Plenary Session

2020 OREGON CHAPTER 

American Fisheries Society

56th ANNUAL MEETING

Bend, Oregon  

March 3-6, 2020

PLENARY SESSION

Herman Wanningen

Herman Wanningen is founder and creative director of the World Fish Migration Foundation (WFMF). With a strong background in water management and aquatic ecology, he has developed a successful career in fish passage over the past 20 years. He is leading the efforts on developing fish migration visions and policies at a global scale. Herman facilitates and activates communication between the worldwide fish migration expert community, key-decision makers and policy makers. He gives advice on national and international fish passage and river connectivity projects such as the Fish Migration River project (The Netherlands), Dam Removal Europe and AMBER Horizon2020 project. This last project aims to map all barriers in European rivers and to provide management tools. 

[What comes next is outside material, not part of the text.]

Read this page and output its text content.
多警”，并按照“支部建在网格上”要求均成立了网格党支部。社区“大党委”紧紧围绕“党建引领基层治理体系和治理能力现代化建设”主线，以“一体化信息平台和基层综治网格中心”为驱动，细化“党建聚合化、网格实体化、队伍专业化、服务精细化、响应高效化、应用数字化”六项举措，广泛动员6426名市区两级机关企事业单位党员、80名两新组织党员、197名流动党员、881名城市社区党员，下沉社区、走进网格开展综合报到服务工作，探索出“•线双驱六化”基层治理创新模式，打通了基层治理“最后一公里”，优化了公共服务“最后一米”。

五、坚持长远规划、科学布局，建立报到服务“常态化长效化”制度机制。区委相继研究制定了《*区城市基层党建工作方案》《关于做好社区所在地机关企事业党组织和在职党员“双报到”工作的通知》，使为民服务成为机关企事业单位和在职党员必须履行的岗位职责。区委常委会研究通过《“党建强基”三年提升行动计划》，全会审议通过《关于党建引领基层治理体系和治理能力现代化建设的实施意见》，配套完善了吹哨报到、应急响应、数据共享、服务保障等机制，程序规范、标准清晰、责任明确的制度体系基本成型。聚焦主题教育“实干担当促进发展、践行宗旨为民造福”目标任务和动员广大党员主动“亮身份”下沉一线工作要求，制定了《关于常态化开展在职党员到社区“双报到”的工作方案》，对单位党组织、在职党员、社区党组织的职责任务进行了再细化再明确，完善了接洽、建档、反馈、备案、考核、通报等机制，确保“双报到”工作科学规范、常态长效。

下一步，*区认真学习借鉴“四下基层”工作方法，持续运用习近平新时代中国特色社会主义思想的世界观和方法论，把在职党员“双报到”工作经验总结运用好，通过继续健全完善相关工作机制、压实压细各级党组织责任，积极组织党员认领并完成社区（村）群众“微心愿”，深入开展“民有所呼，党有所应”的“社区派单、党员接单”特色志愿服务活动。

Herman is known on the international stage for developing the World Fish Migration Day (2014, 2016 and 2018), organizing international conferences and developing fish migration networks. In 2018 over 3000 local and regional organizations organized 570 events in 63 countries. Herman is coordinator and co-author of three international From Sea to Source books on fish migration. He has won an award for his management of the successful Fish Passage conference in 2015 in Groningen. He is manager of the World Fish Migration Day 2020 and recently became Fellow under the Mulago Fund Program.

Gordon Reeves

Gordon Reeves is an emeritus research fish ecologist at the Pacific Northwest Research Station in Corvallis. He retired in 2018 after more than 35 years of working for the US Forest Service. His expertise is in the freshwater ecology of anadromous salmon and trout, conservation biology of those fish and aquatic aspects of landscape ecology. He has studied the ecology of anadromous salmon and trout in the Pacific Northwest, northern California, Idaho, Alaska, Taiwan, Japan, Russia and New Zealand and published more than 75 papers on the ecology and effects of land management activities on their habitats, conservation plans for them, and dynamics of aquatic ecosystems in the Pacific Northwest. He led committees that developed and evaluated options for managing federal lands in the Pacific Northwest and Alaska and was a member of the NOAA Fisheries Technical Recovery and Biological Review Teams for ESA listed Coho salmon in coastal Oregon. Additionally, he was a member of the panel that reviewed the EPA report on the Pebble Mine in Alaska and was part of a group of scientists who commented on the Corp of Engineers’ Draft Environmental Impacts Statement for this project. He was recently inducted into the Freshwater Fishing Hall of fame for his work on fish conservation.